Incoming students may be selected to receive the Provost’s Fellowship Top Off. These top-offs represent the university’s highest award for incoming students, and increase a student’s stipend to $40,422.

Incoming students may also be awarded Sociology’s W.E.B Du Bois and Ida B. Wells-Barnett Graduate Student Scholars Award. The award is given to incoming graduate students who exemplify the scholarship and spirit of Du Bois and Wells-Barnett, Black critical sociologists and activists. Students will receive two years of paid memberships to a sociological organization of their choice, a $1,000 research fund for the first year, and an additional $500 travel award to attend one Du Boisian Scholar Network Convening or similar convening related to BIPOC experience.

In addition to our financial support package, our graduate students can apply for as many as three different types of additional funding each year. These awards are funded, in part, by the Frey Endowment.

  • The Bessie McClenahan Research Collaboration Grant provides summer research money to graduate students who are working on a paper collaboratively with a faculty member. Bessie McClenahan was the first woman to earn a PhD in USC’s Sociology department in 1928, and became a half-time faculty member in Sociology.

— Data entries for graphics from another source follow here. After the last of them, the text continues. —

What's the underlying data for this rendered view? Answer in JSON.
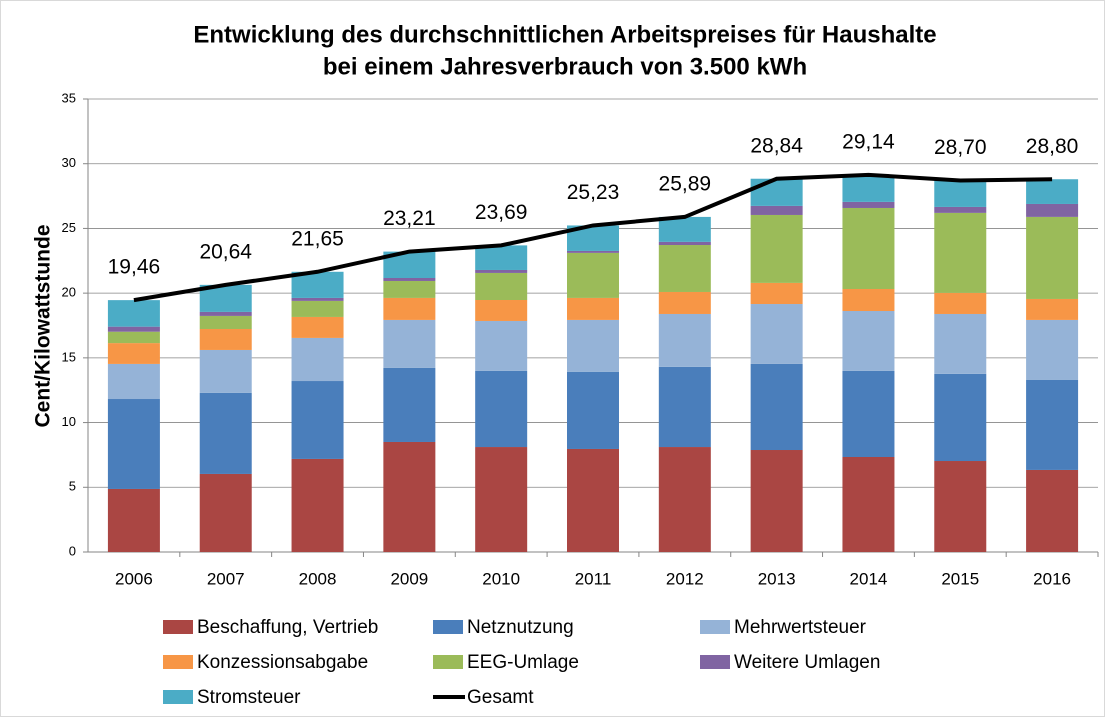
{
  "chart_data": {
    "type": "stacked-bar-line",
    "title": [
      "Entwicklung des durchschnittlichen Arbeitspreises für Haushalte",
      "bei einem Jahresverbrauch von 3.500 kWh"
    ],
    "y_label": "Cent/Kilowattstunde",
    "categories": [
      "2006",
      "2007",
      "2008",
      "2009",
      "2010",
      "2011",
      "2012",
      "2013",
      "2014",
      "2015",
      "2016"
    ],
    "ylim": [
      0,
      35
    ],
    "yticks": [
      0,
      5,
      10,
      15,
      20,
      25,
      30,
      35
    ],
    "grid": true,
    "series": [
      {
        "name": "Beschaffung, Vertrieb",
        "color": "#aa4643",
        "values": [
          4.87,
          6.03,
          7.19,
          8.5,
          8.11,
          7.96,
          8.11,
          7.88,
          7.34,
          7.03,
          6.34
        ]
      },
      {
        "name": "Netznutzung",
        "color": "#4a7ebb",
        "values": [
          6.95,
          6.26,
          6.02,
          5.72,
          5.88,
          5.95,
          6.19,
          6.65,
          6.65,
          6.73,
          6.95
        ]
      },
      {
        "name": "Mehrwertsteuer",
        "color": "#95b3d7",
        "values": [
          2.71,
          3.32,
          3.33,
          3.71,
          3.86,
          4.02,
          4.09,
          4.63,
          4.63,
          4.63,
          4.64
        ]
      },
      {
        "name": "Konzessionsabgabe",
        "color": "#f79646",
        "values": [
          1.61,
          1.62,
          1.62,
          1.7,
          1.62,
          1.7,
          1.7,
          1.63,
          1.7,
          1.63,
          1.62
        ]
      },
      {
        "name": "EEG-Umlage",
        "color": "#9bbb59",
        "values": [
          0.88,
          1.01,
          1.24,
          1.31,
          2.09,
          3.48,
          3.63,
          5.25,
          6.26,
          6.18,
          6.34
        ]
      },
      {
        "name": "Weitere Umlagen",
        "color": "#8064a2",
        "values": [
          0.39,
          0.31,
          0.23,
          0.23,
          0.23,
          0.15,
          0.24,
          0.7,
          0.47,
          0.46,
          1.0
        ]
      },
      {
        "name": "Stromsteuer",
        "color": "#4bacc6",
        "values": [
          2.05,
          2.09,
          2.02,
          2.04,
          1.9,
          1.97,
          1.93,
          2.1,
          2.09,
          2.04,
          1.91
        ]
      },
      {
        "name": "Gesamt",
        "color": "#000000",
        "type": "line",
        "values": [
          19.46,
          20.64,
          21.65,
          23.21,
          23.69,
          25.23,
          25.89,
          28.84,
          29.14,
          28.7,
          28.8
        ],
        "value_labels": [
          "19,46",
          "20,64",
          "21,65",
          "23,21",
          "23,69",
          "25,23",
          "25,89",
          "28,84",
          "29,14",
          "28,70",
          "28,80"
        ]
      }
    ]
  }
}
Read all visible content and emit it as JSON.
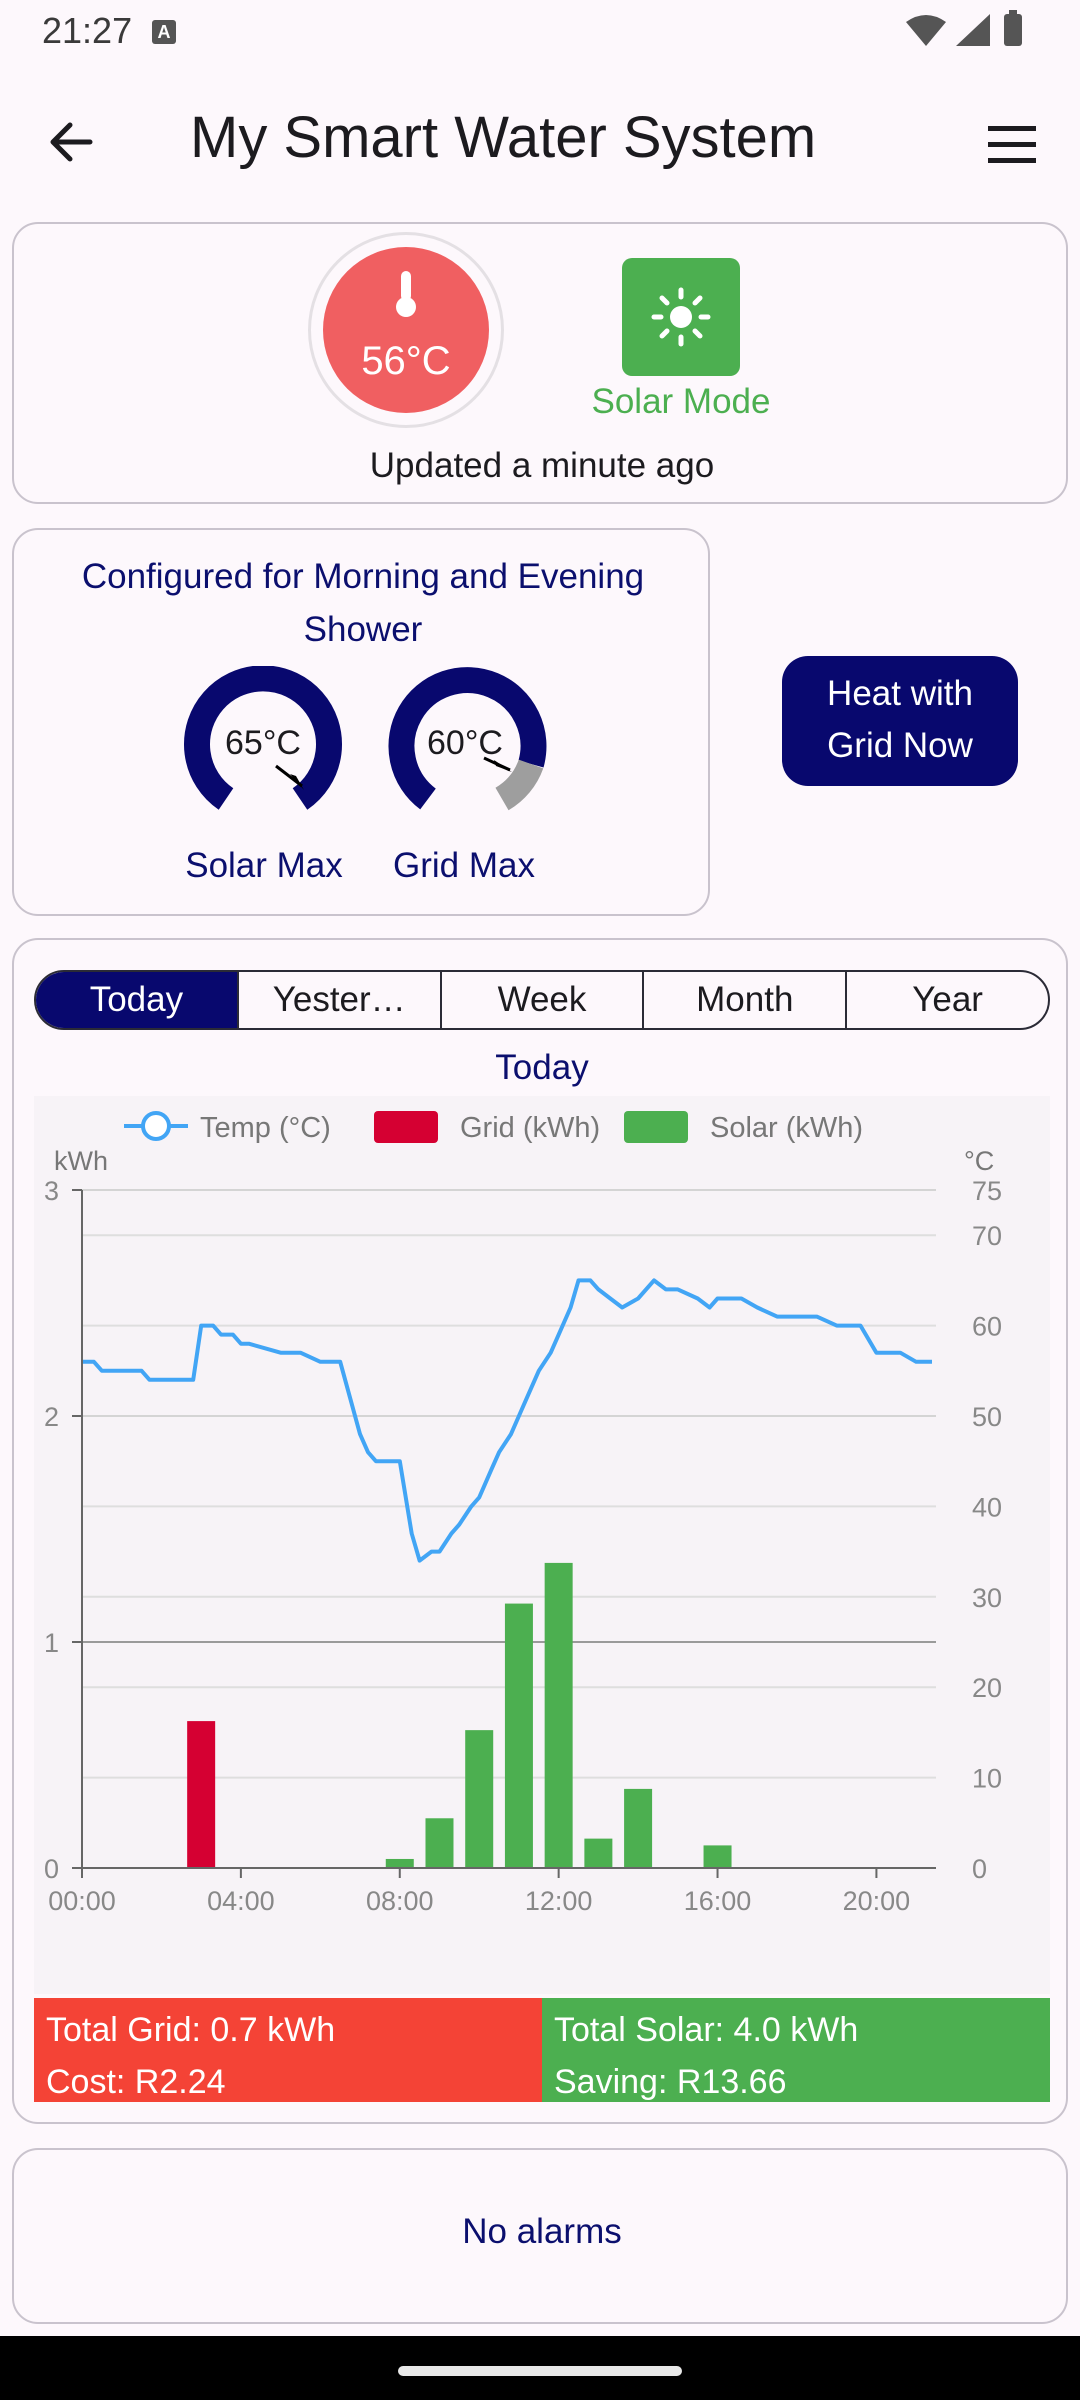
{
  "status_bar": {
    "time": "21:27",
    "icons": [
      "keyboard-a-icon",
      "wifi-icon",
      "signal-icon",
      "battery-icon"
    ]
  },
  "app_bar": {
    "title": "My Smart Water System",
    "back_icon": "arrow-left-icon",
    "menu_icon": "hamburger-menu-icon"
  },
  "status_card": {
    "temperature": "56°C",
    "mode_label": "Solar Mode",
    "mode_icon": "sun-icon",
    "updated": "Updated a minute ago",
    "colors": {
      "temp": "#f05f61",
      "solar": "#4caf50"
    }
  },
  "config_card": {
    "title": "Configured for Morning and Evening Shower",
    "gauges": [
      {
        "label": "Solar Max",
        "value": "65°C",
        "level": 0.65
      },
      {
        "label": "Grid Max",
        "value": "60°C",
        "level": 0.6
      }
    ]
  },
  "heat_button": {
    "line1": "Heat with",
    "line2": "Grid Now"
  },
  "range_tabs": [
    {
      "label": "Today",
      "active": true
    },
    {
      "label": "Yester…",
      "active": false
    },
    {
      "label": "Week",
      "active": false
    },
    {
      "label": "Month",
      "active": false
    },
    {
      "label": "Year",
      "active": false
    }
  ],
  "chart_title": "Today",
  "chart_data": {
    "type": "bar",
    "title": "Today",
    "legend": [
      {
        "name": "Temp (°C)",
        "color": "#42a5f5",
        "kind": "line"
      },
      {
        "name": "Grid (kWh)",
        "color": "#d50032",
        "kind": "bar"
      },
      {
        "name": "Solar (kWh)",
        "color": "#4caf50",
        "kind": "bar"
      }
    ],
    "legend_position": "top",
    "ylabel_left": "kWh",
    "ylabel_right": "°C",
    "x_ticks": [
      "00:00",
      "04:00",
      "08:00",
      "12:00",
      "16:00",
      "20:00"
    ],
    "x_tick_hours": [
      0,
      4,
      8,
      12,
      16,
      20
    ],
    "xlim": [
      0,
      21.5
    ],
    "ylim_left": [
      0,
      3
    ],
    "y_ticks_left": [
      0,
      1,
      2,
      3
    ],
    "ylim_right": [
      0,
      75
    ],
    "y_ticks_right": [
      0,
      10,
      20,
      30,
      40,
      50,
      60,
      70,
      75
    ],
    "grid": true,
    "grid_bars": [
      {
        "hour": 3,
        "value": 0.65
      }
    ],
    "solar_bars": [
      {
        "hour": 8,
        "value": 0.04
      },
      {
        "hour": 9,
        "value": 0.22
      },
      {
        "hour": 10,
        "value": 0.61
      },
      {
        "hour": 11,
        "value": 1.17
      },
      {
        "hour": 12,
        "value": 1.35
      },
      {
        "hour": 13,
        "value": 0.13
      },
      {
        "hour": 14,
        "value": 0.35
      },
      {
        "hour": 16,
        "value": 0.1
      }
    ],
    "temp_series": {
      "name": "Temp (°C)",
      "x": [
        0,
        0.3,
        0.5,
        1,
        1.5,
        1.7,
        2,
        2.5,
        2.8,
        3,
        3.3,
        3.5,
        3.8,
        4,
        4.2,
        5,
        5.5,
        6,
        6.5,
        7,
        7.2,
        7.4,
        7.7,
        8,
        8.3,
        8.5,
        8.8,
        9,
        9.3,
        9.5,
        9.8,
        10,
        10.3,
        10.5,
        10.8,
        11,
        11.3,
        11.5,
        11.8,
        12,
        12.3,
        12.5,
        12.8,
        13,
        13.3,
        13.6,
        14,
        14.4,
        14.7,
        15,
        15.5,
        15.8,
        16,
        16.3,
        16.6,
        17,
        17.5,
        18,
        18.5,
        19,
        19.3,
        19.6,
        20,
        20.3,
        20.6,
        21,
        21.4
      ],
      "values": [
        56,
        56,
        55,
        55,
        55,
        54,
        54,
        54,
        54,
        60,
        60,
        59,
        59,
        58,
        58,
        57,
        57,
        56,
        56,
        48,
        46,
        45,
        45,
        45,
        37,
        34,
        35,
        35,
        37,
        38,
        40,
        41,
        44,
        46,
        48,
        50,
        53,
        55,
        57,
        59,
        62,
        65,
        65,
        64,
        63,
        62,
        63,
        65,
        64,
        64,
        63,
        62,
        63,
        63,
        63,
        62,
        61,
        61,
        61,
        60,
        60,
        60,
        57,
        57,
        57,
        56,
        56
      ]
    }
  },
  "totals": {
    "grid_total": "Total Grid: 0.7 kWh",
    "grid_cost": "Cost: R2.24",
    "solar_total": "Total Solar: 4.0 kWh",
    "solar_saving": "Saving: R13.66",
    "colors": {
      "grid": "#f44336",
      "solar": "#4caf50"
    }
  },
  "alarms": {
    "text": "No alarms"
  }
}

  • The Emory Bogardus Research Enhancement Grant pays for costs related to dissertation research and/or attendance at specialized training seminars. USC’s Sociology department was founded in 1915 by Emory Bogardus, who served as the department’s founding chair for 31 years.

  • The Constance Ahrons Travel Award pays for costs related to participation in professional meetings. Connie Ahrons (1937-2021) joined USC in 1984. She became director of the Marriage and Family Therapy Training Program (MFT) in 1996 and a professor emerita in 2001. She was a founding member of the Council on Contemporary Families. She is widely known for her 1994 book, The Good Divorce. Sociology’s PhD program owes a special debt to Professor Ahrons — she ensured that the Frey Endowment that we use to support graduate student travel and research transferred to our PhD program when the MFT program ended. (Download Form)

In addition, the Graduate School also provides several Advanced Fellowships, including Endowed PhD Fellowships, Research Enhancement Fellowships, the Final Year Fellowships, the Summer Research and Travel Grant and the PhD Achievement Award. Students must have completed two years of study to be eligible.